Андрей Иванович рассмеялся, и Николай увидел прежнего князя.
– Пелагеюшка права, дорогой мой, пойдём в бильярдную, а то, вероятно, уже забыл, как и кий в руках держать.
– Страшнее той неприятности, которая есть, уже не будет! Любимый лакей графа Петруша уже был в бильярдной и всё приготовил для начала партии.
– Ну, Андрей Иванович, начинайте.
Потерев от удовольствия руки, граф взял кий и, разминаясь, от нетерпения помахал им. Азарт его передался и князю, и, прежде чем разбить партию, он произнёс:
– Ну что, Илья Андреевич, по десять копеек серебром?
– Как скажешь, Андрюша!
Удар князя был решительным, если не добавить – мастерским: в лузе оказались два шара. Легко князь положил и третьего свояка[2].
– Решил, Андрюша, не церемониться со мной?
– Не скажите, Илья Андреевич, первый успех ещё ни о чём не говорит. Можно блестяще начать и плачевно закончить.
Словно в подтверждение этих слов шар, казалось бы катившийся в лузу, вдруг встал как вкопанный, не пожелав туда свалиться.
– Папа́, это же теперь ваш шар! – вскрикнул в восторге Николай.
– Мой, мой, – радостно заметил граф и, смачно ударив, забил свой первый шар. И граф стал класть в лузы шары один за другим.

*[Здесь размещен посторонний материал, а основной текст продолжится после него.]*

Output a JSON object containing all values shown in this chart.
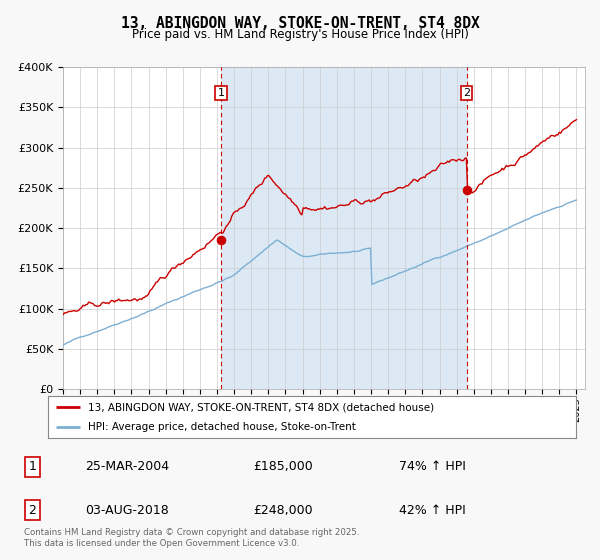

– Папа́, папа́, – с восхищением воскликнул Николай, – вы настоящий маэстро!
– Не каркай под руку.
И последний шар тоже не пошёл в лузу. Князь Андрей Иванович внимательно посмотрел на стол и, прицелившись, точно послал шар в лузу. Теперь удача снова вернулась к князю, и Толстой, провожая шары глазами, делал разные смешные телодвижения, как бы приглашая шар падать в лузу.
– Я вам советую, граф, – произнёс наблюдавший за игрой князь Голицын, – не только надеяться на своё умение, но и озадачивать визави смелостью и неожиданными ударами. Смотрите, этим методом князь как раз вас и побеждает.
И правда, восьмым шаром, казалось бы, из неудобного положения князь мастерски закончил партию.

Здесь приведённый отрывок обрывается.